Tuesday, March 22, 2016

Will Hillary get charged, or what?

By Charles Gasparino
New York Post
March 20, 2016 | 8:00pm

By Charles Gasparino
New York Post
March 20, 2016 | 8:00pm

FBI chief James Comey and his investigators are increasingly certain that presidential nominee Hillary Clinton violated laws in handling classified government information through her private email server, career agents say.

Some expect him to push for charges, but he faces a formidable obstacle: the political types in the Obama White House who view a Clinton presidency as a third Obama term. With that, agents have been spreading the word, largely through associates in the private sector, that their boss is getting stonewalled, despite uncovering compelling evidence that Clinton broke the law.

Exactly what that evidence is — and how and when it was uncovered during Comey’s months-long inquiry — has not been disclosed. For the record, the FBI had no comment on the matter, and government sources say no final decision has been made.

Clinton denies she did anything wrong, claiming she had no idea she was getting classified information (a violation of federal law) on her private server during her years as Obama’s secretary of state because the documents she received contained no such headings.

And as FBI director, Comey can only recommend charges to the hacks in the Obama Justice Department. Indeed, many law enforcement officials who know the FBI chief and the bureau’s inner workings believe the evidence would have to be overwhelming for Comey to even recommend charges, much less for DOJ to pursue them.

Still, some FBI staffers suggest the probe’s at a point where Comey might quit in protest if Justice ignores a recommendation to pursue a criminal case against Clinton.

Just how close Comey is to any recommendation — whether to indict or exonerate Clinton — is difficult to know. But agents believe the probe is nearing an end. A State Department staffer who set up Clinton’s email server, for instance, was recently granted immunity from prosecution to provide Comey’s team with evidence.

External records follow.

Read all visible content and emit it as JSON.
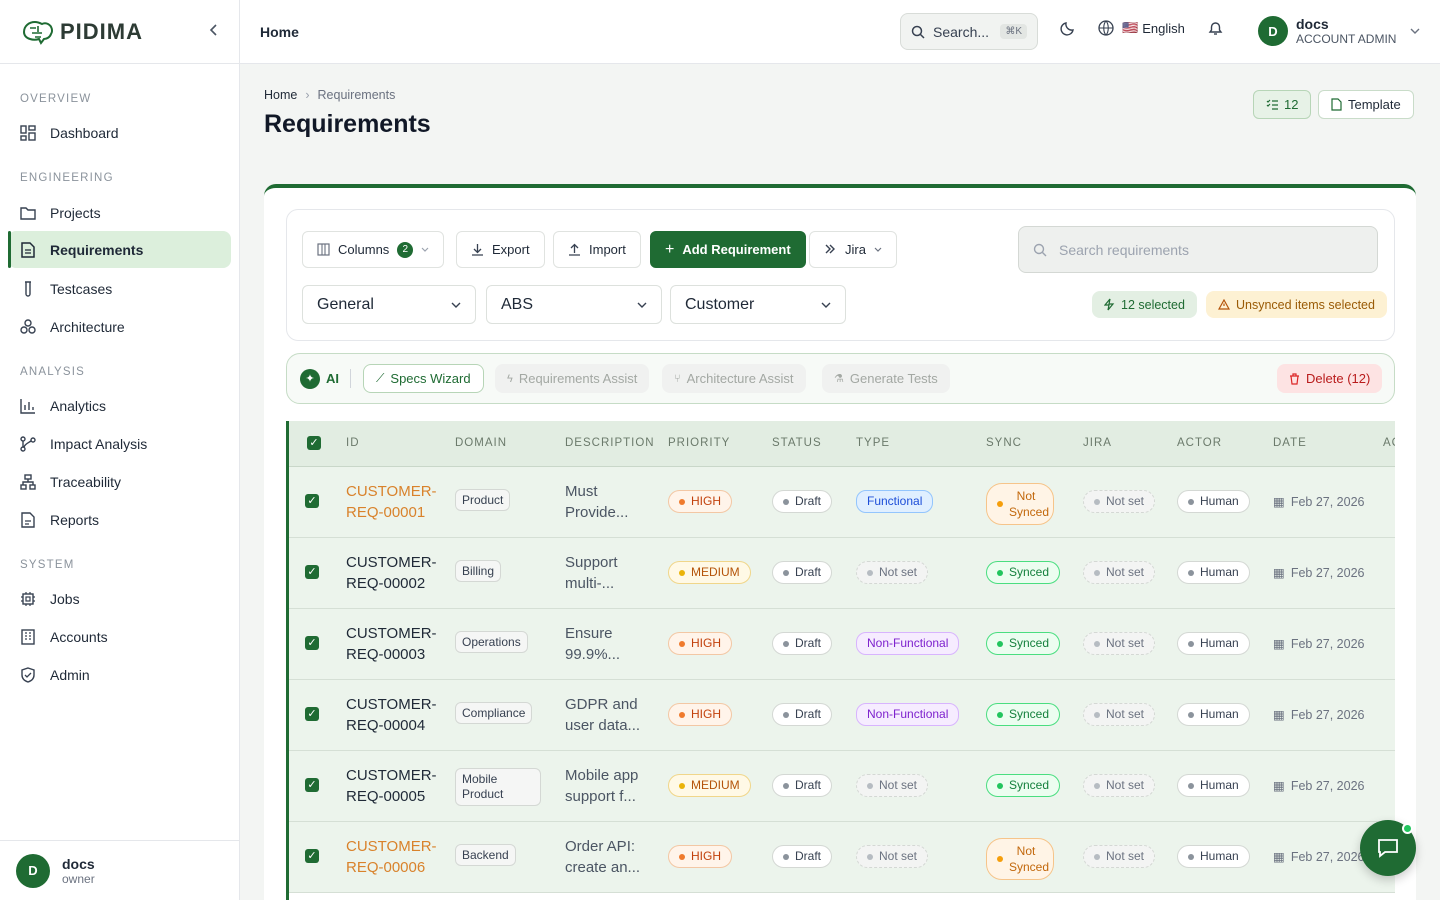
{
  "app": {
    "logo_text": "PIDIMA"
  },
  "sidebar": {
    "sections": [
      {
        "title": "OVERVIEW",
        "items": [
          {
            "label": "Dashboard",
            "icon": "dashboard-icon"
          }
        ]
      },
      {
        "title": "ENGINEERING",
        "items": [
          {
            "label": "Projects",
            "icon": "folder-icon"
          },
          {
            "label": "Requirements",
            "icon": "document-icon",
            "active": true
          },
          {
            "label": "Testcases",
            "icon": "test-tube-icon"
          },
          {
            "label": "Architecture",
            "icon": "architecture-icon"
          }
        ]
      },
      {
        "title": "ANALYSIS",
        "items": [
          {
            "label": "Analytics",
            "icon": "bar-chart-icon"
          },
          {
            "label": "Impact Analysis",
            "icon": "branch-icon"
          },
          {
            "label": "Traceability",
            "icon": "network-icon"
          },
          {
            "label": "Reports",
            "icon": "report-icon"
          }
        ]
      },
      {
        "title": "SYSTEM",
        "items": [
          {
            "label": "Jobs",
            "icon": "cpu-icon"
          },
          {
            "label": "Accounts",
            "icon": "building-icon"
          },
          {
            "label": "Admin",
            "icon": "shield-icon"
          }
        ]
      }
    ],
    "footer": {
      "avatar": "D",
      "name": "docs",
      "role": "owner"
    }
  },
  "topbar": {
    "title": "Home",
    "search_label": "Search...",
    "search_kbd": "⌘K",
    "language": "English",
    "language_flag": "🇺🇸",
    "user": {
      "avatar": "D",
      "name": "docs",
      "role": "ACCOUNT ADMIN"
    }
  },
  "page": {
    "breadcrumb": [
      "Home",
      "Requirements"
    ],
    "title": "Requirements",
    "count_button": "12",
    "template_button": "Template"
  },
  "toolbar": {
    "columns_label": "Columns",
    "columns_count": "2",
    "export_label": "Export",
    "import_label": "Import",
    "add_label": "Add Requirement",
    "jira_label": "Jira",
    "search_placeholder": "Search requirements",
    "filters": [
      "General",
      "ABS",
      "Customer"
    ],
    "selected_label": "12 selected",
    "unsynced_label": "Unsynced items selected"
  },
  "ai_bar": {
    "ai_label": "AI",
    "specs_wizard": "Specs Wizard",
    "requirements_assist": "Requirements Assist",
    "architecture_assist": "Architecture Assist",
    "generate_tests": "Generate Tests",
    "delete_label": "Delete (12)"
  },
  "table": {
    "headers": [
      "ID",
      "DOMAIN",
      "DESCRIPTION",
      "PRIORITY",
      "STATUS",
      "TYPE",
      "SYNC",
      "JIRA",
      "ACTOR",
      "DATE",
      "AC"
    ],
    "rows": [
      {
        "id1": "CUSTOMER-",
        "id2": "REQ-00001",
        "domain": "Product",
        "desc1": "Must",
        "desc2": "Provide...",
        "priority": "HIGH",
        "status": "Draft",
        "type": "Functional",
        "sync": "Not Synced",
        "jira": "Not set",
        "actor": "Human",
        "date": "Feb 27, 2026"
      },
      {
        "id1": "CUSTOMER-",
        "id2": "REQ-00002",
        "domain": "Billing",
        "desc1": "Support",
        "desc2": "multi-...",
        "priority": "MEDIUM",
        "status": "Draft",
        "type": "Not set",
        "sync": "Synced",
        "jira": "Not set",
        "actor": "Human",
        "date": "Feb 27, 2026"
      },
      {
        "id1": "CUSTOMER-",
        "id2": "REQ-00003",
        "domain": "Operations",
        "desc1": "Ensure",
        "desc2": "99.9%...",
        "priority": "HIGH",
        "status": "Draft",
        "type": "Non-Functional",
        "sync": "Synced",
        "jira": "Not set",
        "actor": "Human",
        "date": "Feb 27, 2026"
      },
      {
        "id1": "CUSTOMER-",
        "id2": "REQ-00004",
        "domain": "Compliance",
        "desc1": "GDPR and",
        "desc2": "user data...",
        "priority": "HIGH",
        "status": "Draft",
        "type": "Non-Functional",
        "sync": "Synced",
        "jira": "Not set",
        "actor": "Human",
        "date": "Feb 27, 2026"
      },
      {
        "id1": "CUSTOMER-",
        "id2": "REQ-00005",
        "domain1": "Mobile",
        "domain2": "Product",
        "desc1": "Mobile app",
        "desc2": "support f...",
        "priority": "MEDIUM",
        "status": "Draft",
        "type": "Not set",
        "sync": "Synced",
        "jira": "Not set",
        "actor": "Human",
        "date": "Feb 27, 2026"
      },
      {
        "id1": "CUSTOMER-",
        "id2": "REQ-00006",
        "domain": "Backend",
        "desc1": "Order API:",
        "desc2": "create an...",
        "priority": "HIGH",
        "status": "Draft",
        "type": "Not set",
        "sync": "Not Synced",
        "jira": "Not set",
        "actor": "Human",
        "date": "Feb 27, 2026"
      }
    ]
  },
  "colors": {
    "brand": "#1f6b33",
    "high": "#c2410c",
    "medium": "#b45309",
    "synced": "#15803d",
    "not_synced": "#d9822b"
  }
}
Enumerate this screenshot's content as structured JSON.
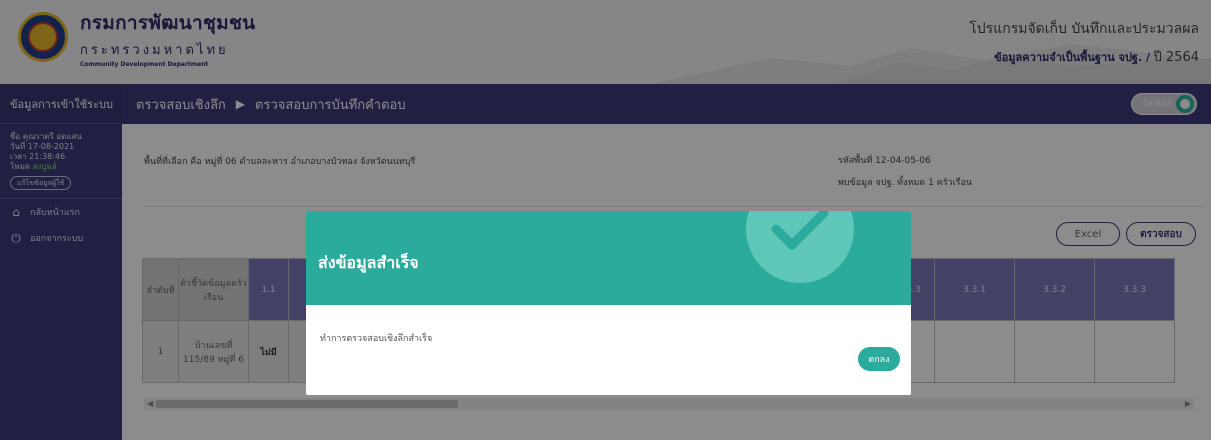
{
  "header": {
    "org_name_th": "กรมการพัฒนาชุมชน",
    "ministry_th": "กระทรวงมหาดไทย",
    "org_name_en": "Community Development Department",
    "program_title": "โปรแกรมจัดเก็บ บันทึกและประมวลผล",
    "program_subtitle": "ข้อมูลความจำเป็นพื้นฐาน จปฐ. /",
    "year": "ปี 2564"
  },
  "sidebar": {
    "title": "ข้อมูลการเข้าใช้ระบบ",
    "user_name": "ชื่อ คุณราตรี อดแสน",
    "date": "วันที่ 17-08-2021",
    "time": "เวลา 21:38:46",
    "mode_label": "โหมด",
    "mode_value": "ลงบูมล์",
    "edit_label": "แก้ไขข้อมูลผู้ใช้",
    "items": [
      {
        "label": "กลับหน้าแรก",
        "icon": "home-icon"
      },
      {
        "label": "ออกจากระบบ",
        "icon": "power-icon"
      }
    ]
  },
  "breadcrumb": {
    "section": "ตรวจสอบเชิงลึก",
    "page": "ตรวจสอบการบันทึกคำตอบ"
  },
  "status": {
    "label": "Online"
  },
  "content": {
    "area_text": "พื้นที่ที่เลือก คือ หมู่ที่ 06 ตำบลละหาร อำเภอบางบัวทอง จังหวัดนนทบุรี",
    "area_code": "รหัสพื้นที่ 12-04-05-06",
    "found_text": "พบข้อมูล จปฐ. ทั้งหมด 1 ครัวเรือน",
    "excel_label": "Excel",
    "check_label": "ตรวจสอบ"
  },
  "table": {
    "headers": {
      "seq": "ลำดับที่",
      "indicator": "ตัวชี้วัดข้อมูลครัวเรือน",
      "c1": "1.1",
      "c2": "3.3",
      "c3": "3.3.1",
      "c4": "3.3.2",
      "c5": "3.3.3"
    },
    "rows": [
      {
        "seq": "1",
        "house": "บ้านเลขที่",
        "addr": "115/89 หมู่ที่ 6",
        "c1": "ไม่มี"
      }
    ]
  },
  "modal": {
    "title": "ส่งข้อมูลสำเร็จ",
    "message": "ทำการตรวจสอบเชิงลึกสำเร็จ",
    "ok_label": "ตกลง"
  },
  "colors": {
    "brand": "#3d3a78",
    "success": "#2bab9b",
    "table_header": "#7a77b8"
  }
}
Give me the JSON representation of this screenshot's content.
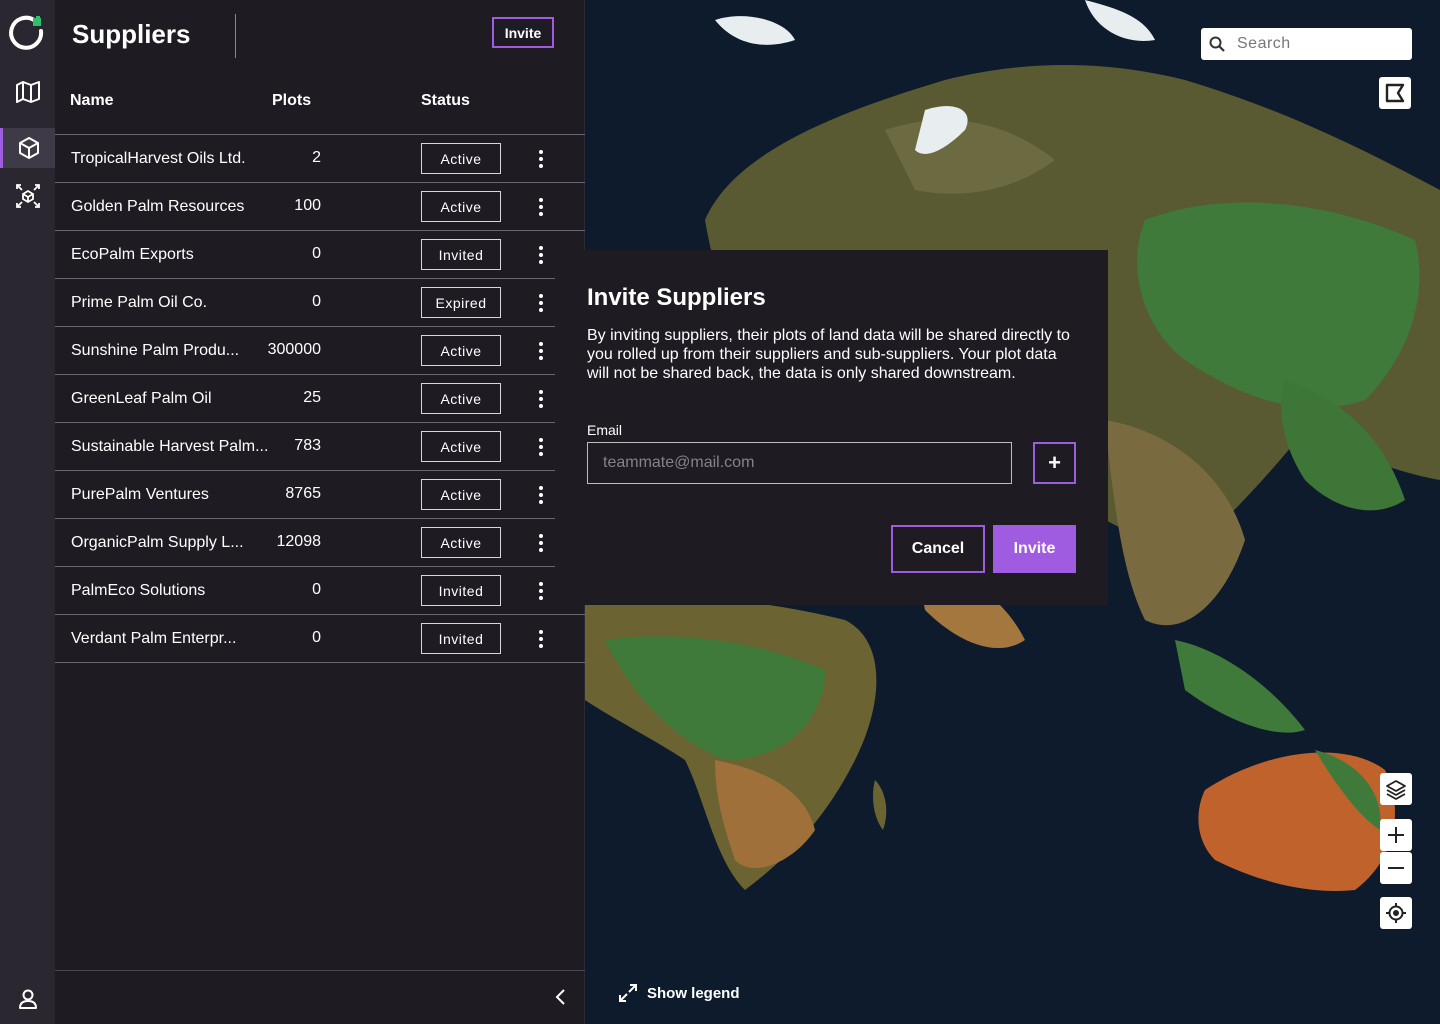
{
  "header": {
    "title": "Suppliers",
    "invite_label": "Invite"
  },
  "table": {
    "columns": [
      "Name",
      "Plots",
      "Status"
    ],
    "rows": [
      {
        "name": "TropicalHarvest Oils Ltd.",
        "plots": "2",
        "status": "Active"
      },
      {
        "name": "Golden Palm Resources",
        "plots": "100",
        "status": "Active"
      },
      {
        "name": "EcoPalm Exports",
        "plots": "0",
        "status": "Invited"
      },
      {
        "name": "Prime Palm Oil Co.",
        "plots": "0",
        "status": "Expired"
      },
      {
        "name": "Sunshine Palm Produ...",
        "plots": "300000",
        "status": "Active"
      },
      {
        "name": "GreenLeaf Palm Oil",
        "plots": "25",
        "status": "Active"
      },
      {
        "name": "Sustainable Harvest Palm...",
        "plots": "783",
        "status": "Active"
      },
      {
        "name": "PurePalm Ventures",
        "plots": "8765",
        "status": "Active"
      },
      {
        "name": "OrganicPalm Supply L...",
        "plots": "12098",
        "status": "Active"
      },
      {
        "name": "PalmEco Solutions",
        "plots": "0",
        "status": "Invited"
      },
      {
        "name": "Verdant Palm Enterpr...",
        "plots": "0",
        "status": "Invited"
      }
    ]
  },
  "map": {
    "search_placeholder": "Search",
    "legend_label": "Show legend"
  },
  "modal": {
    "title": "Invite Suppliers",
    "description": "By inviting suppliers, their plots of land data will be shared directly to you rolled up from their suppliers and sub-suppliers. Your plot data will not be shared back, the data is only shared downstream.",
    "email_label": "Email",
    "email_placeholder": "teammate@mail.com",
    "add_label": "+",
    "cancel_label": "Cancel",
    "submit_label": "Invite"
  },
  "colors": {
    "accent": "#a05ce0",
    "background": "#1e1b23",
    "rail": "#2a2730"
  }
}
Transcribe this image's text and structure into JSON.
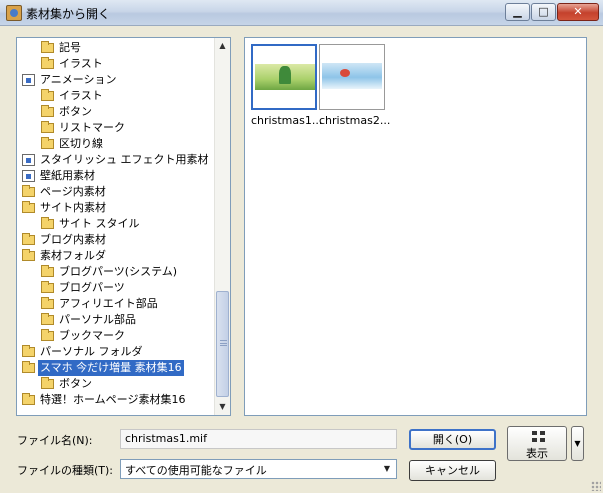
{
  "window": {
    "title": "素材集から開く",
    "minimize_glyph": "▁",
    "maximize_glyph": "□",
    "close_glyph": "✕"
  },
  "tree": {
    "items": [
      {
        "label": "記号",
        "level": 1,
        "icon": "folder-icon"
      },
      {
        "label": "イラスト",
        "level": 1,
        "icon": "folder-icon"
      },
      {
        "label": "アニメーション",
        "level": 0,
        "icon": "special-folder-icon"
      },
      {
        "label": "イラスト",
        "level": 1,
        "icon": "folder-icon"
      },
      {
        "label": "ボタン",
        "level": 1,
        "icon": "folder-icon"
      },
      {
        "label": "リストマーク",
        "level": 1,
        "icon": "folder-icon"
      },
      {
        "label": "区切り線",
        "level": 1,
        "icon": "folder-icon"
      },
      {
        "label": "スタイリッシュ エフェクト用素材",
        "level": 0,
        "icon": "special-folder-icon"
      },
      {
        "label": "壁紙用素材",
        "level": 0,
        "icon": "special-folder-icon"
      },
      {
        "label": "ページ内素材",
        "level": 0,
        "icon": "folder-icon"
      },
      {
        "label": "サイト内素材",
        "level": 0,
        "icon": "folder-icon"
      },
      {
        "label": "サイト スタイル",
        "level": 1,
        "icon": "folder-icon"
      },
      {
        "label": "ブログ内素材",
        "level": 0,
        "icon": "folder-icon"
      },
      {
        "label": "素材フォルダ",
        "level": 0,
        "icon": "folder-icon"
      },
      {
        "label": "ブログパーツ(システム)",
        "level": 1,
        "icon": "folder-icon"
      },
      {
        "label": "ブログパーツ",
        "level": 1,
        "icon": "folder-icon"
      },
      {
        "label": "アフィリエイト部品",
        "level": 1,
        "icon": "folder-icon"
      },
      {
        "label": "パーソナル部品",
        "level": 1,
        "icon": "folder-icon"
      },
      {
        "label": "ブックマーク",
        "level": 1,
        "icon": "folder-icon"
      },
      {
        "label": "パーソナル フォルダ",
        "level": 0,
        "icon": "personal-folder-icon"
      },
      {
        "label": "スマホ 今だけ増量 素材集16",
        "level": 0,
        "icon": "open-folder-icon",
        "selected": true
      },
      {
        "label": "ボタン",
        "level": 1,
        "icon": "folder-icon"
      },
      {
        "label": "特選！ホームページ素材集16",
        "level": 0,
        "icon": "folder-icon"
      }
    ],
    "scroll_up": "▲",
    "scroll_down": "▼"
  },
  "files": [
    {
      "label": "christmas1...",
      "selected": true
    },
    {
      "label": "christmas2..."
    }
  ],
  "form": {
    "filename_label": "ファイル名(N):",
    "filename_value": "christmas1.mif",
    "filetype_label": "ファイルの種類(T):",
    "filetype_value": "すべての使用可能なファイル",
    "dropdown_glyph": "▼"
  },
  "buttons": {
    "open": "開く(O)",
    "cancel": "キャンセル",
    "view": "表示",
    "view_dropdown": "▼"
  }
}
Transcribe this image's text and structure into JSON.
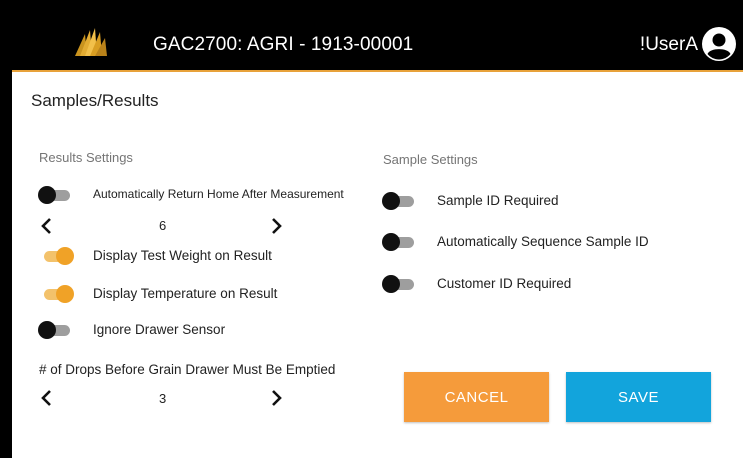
{
  "header": {
    "title": "GAC2700: AGRI - 1913-00001",
    "username": "!UserA",
    "accent_color": "#e8a23a"
  },
  "page": {
    "title": "Samples/Results"
  },
  "results_settings": {
    "heading": "Results Settings",
    "auto_return_home": {
      "label": "Automatically Return Home After Measurement",
      "on": false
    },
    "auto_return_stepper": {
      "value": "6"
    },
    "display_test_weight": {
      "label": "Display Test Weight on Result",
      "on": true
    },
    "display_temperature": {
      "label": "Display Temperature on Result",
      "on": true
    },
    "ignore_drawer_sensor": {
      "label": "Ignore Drawer Sensor",
      "on": false
    },
    "drops_label": "# of Drops Before Grain Drawer Must Be Emptied",
    "drops_stepper": {
      "value": "3"
    }
  },
  "sample_settings": {
    "heading": "Sample Settings",
    "sample_id_required": {
      "label": "Sample ID Required",
      "on": false
    },
    "auto_sequence_sample_id": {
      "label": "Automatically Sequence Sample ID",
      "on": false
    },
    "customer_id_required": {
      "label": "Customer ID Required",
      "on": false
    }
  },
  "actions": {
    "cancel_label": "CANCEL",
    "save_label": "SAVE",
    "cancel_color": "#f59b3b",
    "save_color": "#12a4dc"
  },
  "icons": [
    "app-logo-icon",
    "user-account-icon",
    "chevron-left-icon",
    "chevron-right-icon"
  ]
}
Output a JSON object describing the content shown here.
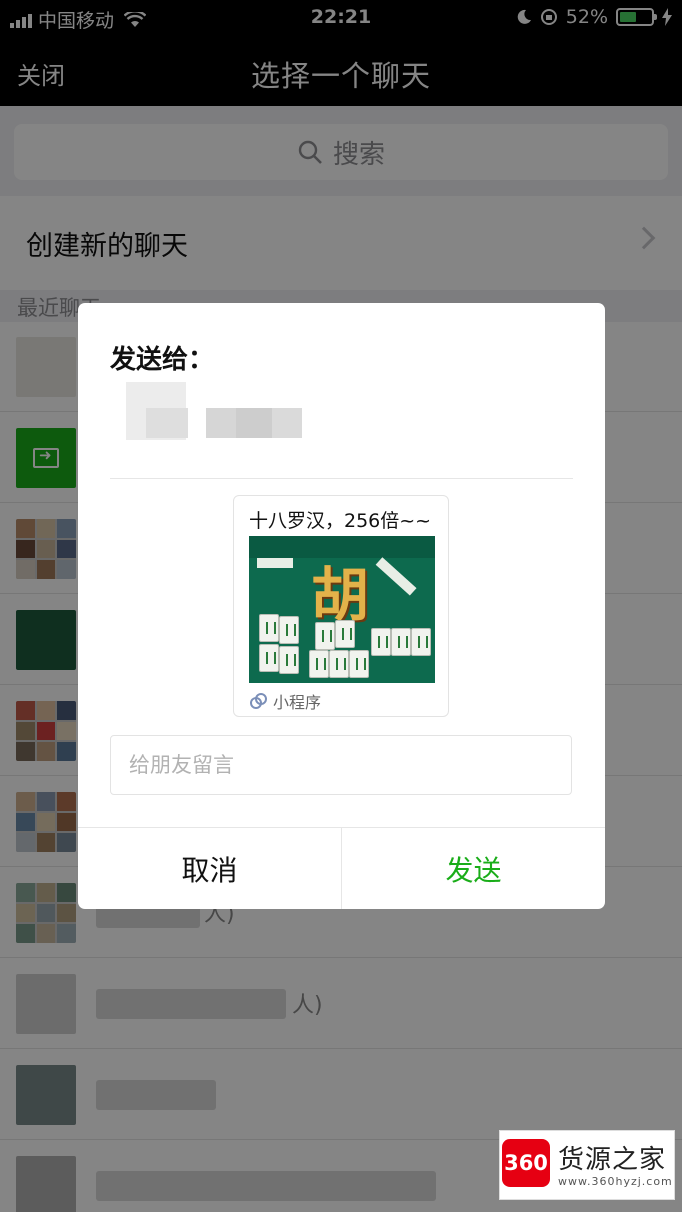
{
  "status_bar": {
    "carrier": "中国移动",
    "time": "22:21",
    "battery": "52%",
    "battery_level": 0.52
  },
  "nav_bar": {
    "close_label": "关闭",
    "title": "选择一个聊天"
  },
  "search": {
    "placeholder": "搜索"
  },
  "new_chat": {
    "label": "创建新的聊天"
  },
  "recent": {
    "label": "最近聊天"
  },
  "chat_list": {
    "row_tails": [
      "人)",
      "人)"
    ]
  },
  "dialog": {
    "send_to_label": "发送给：",
    "card": {
      "title": "十八罗汉，256倍~~",
      "thumb_char": "胡",
      "type_label": "小程序"
    },
    "message": {
      "placeholder": "给朋友留言",
      "value": ""
    },
    "cancel_label": "取消",
    "send_label": "发送"
  },
  "watermark": {
    "logo": "360",
    "name": "货源之家",
    "url": "www.360hyzj.com"
  },
  "colors": {
    "accent_green": "#1aad19",
    "nav_bg": "#000000",
    "watermark_red": "#e60012"
  },
  "icons": [
    "signal-icon",
    "wifi-icon",
    "moon-icon",
    "orientation-lock-icon",
    "battery-icon",
    "charging-icon",
    "search-icon",
    "chevron-right-icon",
    "file-transfer-icon",
    "mini-program-icon"
  ]
}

“You don’t start granting people close to Clinton immunity unless you are seriously looking at charges against your target,” one former official told me.

I’m also told Comey and his team increasingly doubt Clinton’s story. Most officials know private email servers are easier to hack into than secure government servers. They also know that even documents not labeled “classified” may be top secret.

That’s why they’re supposed to be sent only through government accounts. Those who don’t follow those rules, like former CIA Director David Petraeus, have faced consequences.

Another matter for Comey & Co.: whether Clinton comingled her official State Department business with her role at the Clinton Foundation, and whether she wiped clean messages that show her using her office at State for foundation work.

Law enforcement sources also say Comey’s record as a prosecutor shows he has zero tolerance for such abuses.



Secretary of State Hillary Clinton checks her BlackBerry from a desk inside a C-17 military plane upon her departure from Malta, in the Mediterranean Sea, bound for Tripoli, Libya, in 2011.